Johannesburg, South Africa — MININGREVIEW.COM — 05 July 2010 – It has emerged that unions, mining houses and government are not on the same page when it comes to transformation in the mining sector, Fin24 reports.
Revealing this here, Fin24 says deliberations about the “once-empowered, always-empowered” principle had delayed the signing last week of the mining declaration document, which re-commits the industry to accelerating implementation of black economic empowerment (BEE).
The principle implies that even if black investors sell their shares in a white-owned company, the company does not lose its BEE status.
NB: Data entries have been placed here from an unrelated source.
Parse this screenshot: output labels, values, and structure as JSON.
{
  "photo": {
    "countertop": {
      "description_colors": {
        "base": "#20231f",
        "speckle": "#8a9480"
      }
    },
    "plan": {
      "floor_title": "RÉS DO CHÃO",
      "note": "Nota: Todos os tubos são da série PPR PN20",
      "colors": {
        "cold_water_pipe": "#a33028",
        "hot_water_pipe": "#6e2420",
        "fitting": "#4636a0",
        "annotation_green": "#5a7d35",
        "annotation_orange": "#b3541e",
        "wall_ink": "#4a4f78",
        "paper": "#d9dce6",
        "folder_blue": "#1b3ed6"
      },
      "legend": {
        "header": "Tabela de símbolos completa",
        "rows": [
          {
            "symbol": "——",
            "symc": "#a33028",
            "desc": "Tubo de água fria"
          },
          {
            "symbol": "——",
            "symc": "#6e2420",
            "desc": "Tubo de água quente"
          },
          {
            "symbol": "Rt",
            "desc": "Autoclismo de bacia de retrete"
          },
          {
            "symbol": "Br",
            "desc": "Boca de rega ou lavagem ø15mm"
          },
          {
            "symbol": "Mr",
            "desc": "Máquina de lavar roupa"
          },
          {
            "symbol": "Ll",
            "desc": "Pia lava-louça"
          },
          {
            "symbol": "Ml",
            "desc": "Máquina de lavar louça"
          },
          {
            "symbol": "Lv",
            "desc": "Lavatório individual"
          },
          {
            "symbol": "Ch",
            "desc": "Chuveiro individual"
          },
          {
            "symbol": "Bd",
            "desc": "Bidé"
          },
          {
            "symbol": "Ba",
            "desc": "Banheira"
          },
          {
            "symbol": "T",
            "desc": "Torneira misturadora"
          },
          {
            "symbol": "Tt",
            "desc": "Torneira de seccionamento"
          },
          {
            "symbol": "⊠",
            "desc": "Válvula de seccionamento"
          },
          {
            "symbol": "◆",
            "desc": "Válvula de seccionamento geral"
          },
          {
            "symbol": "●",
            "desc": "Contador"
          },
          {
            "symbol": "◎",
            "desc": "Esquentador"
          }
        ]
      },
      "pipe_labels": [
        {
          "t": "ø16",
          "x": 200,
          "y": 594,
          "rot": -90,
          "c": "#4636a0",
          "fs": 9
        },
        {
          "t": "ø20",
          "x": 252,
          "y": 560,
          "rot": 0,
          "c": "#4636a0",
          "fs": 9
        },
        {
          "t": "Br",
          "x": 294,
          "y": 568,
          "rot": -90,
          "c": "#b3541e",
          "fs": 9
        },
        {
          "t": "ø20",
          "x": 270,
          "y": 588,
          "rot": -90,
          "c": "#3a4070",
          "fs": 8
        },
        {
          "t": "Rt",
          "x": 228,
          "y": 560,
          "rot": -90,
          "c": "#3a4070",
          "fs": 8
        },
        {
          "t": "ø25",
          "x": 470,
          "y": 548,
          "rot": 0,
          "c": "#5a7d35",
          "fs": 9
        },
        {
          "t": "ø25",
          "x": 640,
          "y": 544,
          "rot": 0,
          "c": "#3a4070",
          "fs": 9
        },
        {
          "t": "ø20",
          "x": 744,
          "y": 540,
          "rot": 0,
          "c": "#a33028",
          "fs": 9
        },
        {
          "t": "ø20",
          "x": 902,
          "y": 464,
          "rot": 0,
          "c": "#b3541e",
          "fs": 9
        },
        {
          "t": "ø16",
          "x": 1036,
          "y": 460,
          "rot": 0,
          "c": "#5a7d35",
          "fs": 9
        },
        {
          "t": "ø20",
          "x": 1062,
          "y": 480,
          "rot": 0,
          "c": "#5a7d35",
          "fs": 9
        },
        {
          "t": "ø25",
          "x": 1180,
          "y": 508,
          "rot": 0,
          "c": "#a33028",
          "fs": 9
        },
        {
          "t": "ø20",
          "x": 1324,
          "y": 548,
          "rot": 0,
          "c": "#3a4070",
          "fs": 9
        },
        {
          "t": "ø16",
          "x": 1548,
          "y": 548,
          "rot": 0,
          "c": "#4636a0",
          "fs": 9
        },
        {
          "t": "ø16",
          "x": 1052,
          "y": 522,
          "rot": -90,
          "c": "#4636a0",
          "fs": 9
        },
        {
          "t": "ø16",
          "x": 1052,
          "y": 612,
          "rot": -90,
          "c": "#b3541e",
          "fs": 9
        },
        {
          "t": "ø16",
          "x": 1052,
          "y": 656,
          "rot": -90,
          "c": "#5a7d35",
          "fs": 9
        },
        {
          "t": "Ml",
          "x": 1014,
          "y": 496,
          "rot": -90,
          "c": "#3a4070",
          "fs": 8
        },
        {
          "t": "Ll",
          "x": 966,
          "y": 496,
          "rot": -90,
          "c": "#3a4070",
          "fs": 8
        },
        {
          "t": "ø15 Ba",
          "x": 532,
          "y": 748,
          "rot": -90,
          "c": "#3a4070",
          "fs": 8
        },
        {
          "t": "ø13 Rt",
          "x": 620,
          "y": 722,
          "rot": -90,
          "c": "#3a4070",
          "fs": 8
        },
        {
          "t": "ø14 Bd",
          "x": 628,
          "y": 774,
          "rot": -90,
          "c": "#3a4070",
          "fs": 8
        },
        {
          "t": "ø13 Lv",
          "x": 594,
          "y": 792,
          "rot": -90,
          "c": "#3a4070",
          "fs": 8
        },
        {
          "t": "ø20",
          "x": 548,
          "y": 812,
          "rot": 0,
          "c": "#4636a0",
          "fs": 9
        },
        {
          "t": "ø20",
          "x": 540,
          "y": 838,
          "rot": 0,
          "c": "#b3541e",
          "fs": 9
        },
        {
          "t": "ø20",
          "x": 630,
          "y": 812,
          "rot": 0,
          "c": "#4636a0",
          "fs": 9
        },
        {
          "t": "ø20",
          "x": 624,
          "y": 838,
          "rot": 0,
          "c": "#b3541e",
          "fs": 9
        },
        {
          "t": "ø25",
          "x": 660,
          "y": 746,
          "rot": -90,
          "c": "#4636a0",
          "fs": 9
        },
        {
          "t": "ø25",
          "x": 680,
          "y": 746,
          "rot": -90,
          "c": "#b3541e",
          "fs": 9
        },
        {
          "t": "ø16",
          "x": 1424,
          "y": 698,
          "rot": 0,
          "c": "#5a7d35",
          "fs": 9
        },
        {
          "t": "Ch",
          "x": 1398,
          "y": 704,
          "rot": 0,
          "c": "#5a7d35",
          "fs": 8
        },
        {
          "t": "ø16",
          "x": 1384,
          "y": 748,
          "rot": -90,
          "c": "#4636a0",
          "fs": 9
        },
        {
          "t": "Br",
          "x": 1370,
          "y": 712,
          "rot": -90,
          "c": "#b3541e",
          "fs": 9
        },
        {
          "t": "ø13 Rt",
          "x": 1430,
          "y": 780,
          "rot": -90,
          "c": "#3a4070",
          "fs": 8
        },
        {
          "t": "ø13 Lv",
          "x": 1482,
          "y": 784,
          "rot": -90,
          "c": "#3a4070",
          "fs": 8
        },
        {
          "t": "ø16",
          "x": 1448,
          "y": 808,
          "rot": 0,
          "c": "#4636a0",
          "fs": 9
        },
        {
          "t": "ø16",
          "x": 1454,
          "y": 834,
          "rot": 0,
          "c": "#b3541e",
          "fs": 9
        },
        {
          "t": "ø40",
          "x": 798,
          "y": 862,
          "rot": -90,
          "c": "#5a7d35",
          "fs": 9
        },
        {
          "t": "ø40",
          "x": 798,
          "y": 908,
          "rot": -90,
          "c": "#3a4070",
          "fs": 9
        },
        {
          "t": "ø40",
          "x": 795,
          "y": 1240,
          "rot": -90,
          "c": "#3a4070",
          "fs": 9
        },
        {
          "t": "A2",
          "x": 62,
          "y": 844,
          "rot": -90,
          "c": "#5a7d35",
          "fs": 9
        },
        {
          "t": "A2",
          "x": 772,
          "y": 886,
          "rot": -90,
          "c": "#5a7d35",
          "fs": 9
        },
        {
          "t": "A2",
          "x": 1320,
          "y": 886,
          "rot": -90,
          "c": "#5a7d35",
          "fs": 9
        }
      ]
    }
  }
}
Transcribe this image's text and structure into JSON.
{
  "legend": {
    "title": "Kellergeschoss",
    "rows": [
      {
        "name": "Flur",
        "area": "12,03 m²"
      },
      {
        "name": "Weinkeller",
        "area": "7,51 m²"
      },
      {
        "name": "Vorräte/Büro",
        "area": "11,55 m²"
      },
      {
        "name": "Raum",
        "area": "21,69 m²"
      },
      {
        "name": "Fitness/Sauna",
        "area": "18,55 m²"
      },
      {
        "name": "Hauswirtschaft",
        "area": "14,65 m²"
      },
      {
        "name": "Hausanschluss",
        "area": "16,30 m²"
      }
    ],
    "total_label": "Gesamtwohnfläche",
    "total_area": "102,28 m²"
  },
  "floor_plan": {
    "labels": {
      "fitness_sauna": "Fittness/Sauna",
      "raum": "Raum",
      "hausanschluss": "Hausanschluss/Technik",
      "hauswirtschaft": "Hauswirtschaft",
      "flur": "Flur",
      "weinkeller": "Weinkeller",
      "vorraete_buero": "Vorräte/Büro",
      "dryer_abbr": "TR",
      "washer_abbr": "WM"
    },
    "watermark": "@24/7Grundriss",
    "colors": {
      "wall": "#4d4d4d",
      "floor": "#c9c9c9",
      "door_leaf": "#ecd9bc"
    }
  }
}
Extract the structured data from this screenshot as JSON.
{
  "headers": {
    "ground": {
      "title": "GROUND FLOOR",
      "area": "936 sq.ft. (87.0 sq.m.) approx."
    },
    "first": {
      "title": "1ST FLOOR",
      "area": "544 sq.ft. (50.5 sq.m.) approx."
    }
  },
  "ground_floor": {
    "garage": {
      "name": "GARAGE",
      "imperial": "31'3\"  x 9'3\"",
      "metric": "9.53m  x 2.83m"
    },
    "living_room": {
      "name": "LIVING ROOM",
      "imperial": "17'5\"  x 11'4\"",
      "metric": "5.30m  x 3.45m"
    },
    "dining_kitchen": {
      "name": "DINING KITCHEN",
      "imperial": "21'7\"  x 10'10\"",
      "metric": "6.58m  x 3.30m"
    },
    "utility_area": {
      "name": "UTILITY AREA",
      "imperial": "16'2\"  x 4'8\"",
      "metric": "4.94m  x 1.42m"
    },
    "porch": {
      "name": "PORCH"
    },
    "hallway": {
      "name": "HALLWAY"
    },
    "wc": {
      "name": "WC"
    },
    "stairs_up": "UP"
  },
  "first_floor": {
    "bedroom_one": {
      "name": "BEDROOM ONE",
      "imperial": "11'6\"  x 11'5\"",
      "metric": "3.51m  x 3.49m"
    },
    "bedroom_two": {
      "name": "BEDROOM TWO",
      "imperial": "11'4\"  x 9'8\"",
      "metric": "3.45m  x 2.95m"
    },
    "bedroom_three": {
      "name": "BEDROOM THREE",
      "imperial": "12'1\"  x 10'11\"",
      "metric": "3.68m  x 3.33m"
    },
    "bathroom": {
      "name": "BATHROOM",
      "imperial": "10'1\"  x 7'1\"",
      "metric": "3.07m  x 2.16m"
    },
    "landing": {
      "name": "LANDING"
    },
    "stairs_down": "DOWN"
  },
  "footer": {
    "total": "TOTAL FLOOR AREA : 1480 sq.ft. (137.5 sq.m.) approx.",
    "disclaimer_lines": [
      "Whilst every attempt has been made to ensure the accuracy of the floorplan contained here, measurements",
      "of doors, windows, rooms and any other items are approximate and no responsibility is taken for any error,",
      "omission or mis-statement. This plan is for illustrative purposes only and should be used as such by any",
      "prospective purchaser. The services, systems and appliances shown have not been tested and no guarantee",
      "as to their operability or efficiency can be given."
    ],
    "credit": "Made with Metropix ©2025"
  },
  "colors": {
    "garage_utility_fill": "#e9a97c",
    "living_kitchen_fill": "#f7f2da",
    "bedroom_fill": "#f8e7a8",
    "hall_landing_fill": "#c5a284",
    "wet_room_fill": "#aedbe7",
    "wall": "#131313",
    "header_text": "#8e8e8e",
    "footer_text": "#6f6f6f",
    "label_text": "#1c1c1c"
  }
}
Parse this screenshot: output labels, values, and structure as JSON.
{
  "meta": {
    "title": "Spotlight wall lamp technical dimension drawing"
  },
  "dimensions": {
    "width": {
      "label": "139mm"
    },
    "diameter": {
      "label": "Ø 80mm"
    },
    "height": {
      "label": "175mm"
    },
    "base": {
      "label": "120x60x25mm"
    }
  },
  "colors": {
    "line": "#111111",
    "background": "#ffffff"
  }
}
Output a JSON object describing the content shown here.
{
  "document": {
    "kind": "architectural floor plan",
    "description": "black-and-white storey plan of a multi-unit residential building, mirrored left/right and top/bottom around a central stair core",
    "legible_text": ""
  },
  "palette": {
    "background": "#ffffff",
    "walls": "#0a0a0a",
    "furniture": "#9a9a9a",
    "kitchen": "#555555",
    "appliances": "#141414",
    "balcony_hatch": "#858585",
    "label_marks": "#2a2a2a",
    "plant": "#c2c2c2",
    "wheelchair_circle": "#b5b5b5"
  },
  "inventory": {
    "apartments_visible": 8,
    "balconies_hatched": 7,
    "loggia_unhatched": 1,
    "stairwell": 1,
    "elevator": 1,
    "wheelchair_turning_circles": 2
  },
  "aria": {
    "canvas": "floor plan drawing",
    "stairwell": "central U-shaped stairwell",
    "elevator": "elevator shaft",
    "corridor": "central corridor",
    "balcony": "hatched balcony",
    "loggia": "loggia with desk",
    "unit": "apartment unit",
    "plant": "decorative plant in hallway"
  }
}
South African Mining Development Association (Samda) chairperson Nchaka Moloi said: “The principle was a bone of contention prior to the meeting in which we signed the declaration.”
Samda represents junior miners and black-owned mining firms, and was a signatory to the 13-point declaration. Other signatories were the Department of Mineral Resources (DMR), the Chamber of Mines, the National Union of Mine Workers (NUM), Solidarity and the United Association of SA (Uasa).
Chamber spokesperson Jabu Maphalala, said his organisation had not tried to push the “once-empowered, always-empowered” principle into the declaration document. He stated that the chamber – the mouthpiece for the mining industry – wanted clarity on some of the wording in the document, but declined to elaborate.
DMR spokesperson Jeremy Michaels refused to be drawn into the matter, saying: “What is important to us is that the agreement has been signed and we want to implement it now.”
The declaration was signed after the DMR had conducted an extensive review of transformation in the mining industry. The review, which is yet to be published, shows that 9% of the sector’s equity was black-owned last year, some distance from the 15% target set by the BEE charter.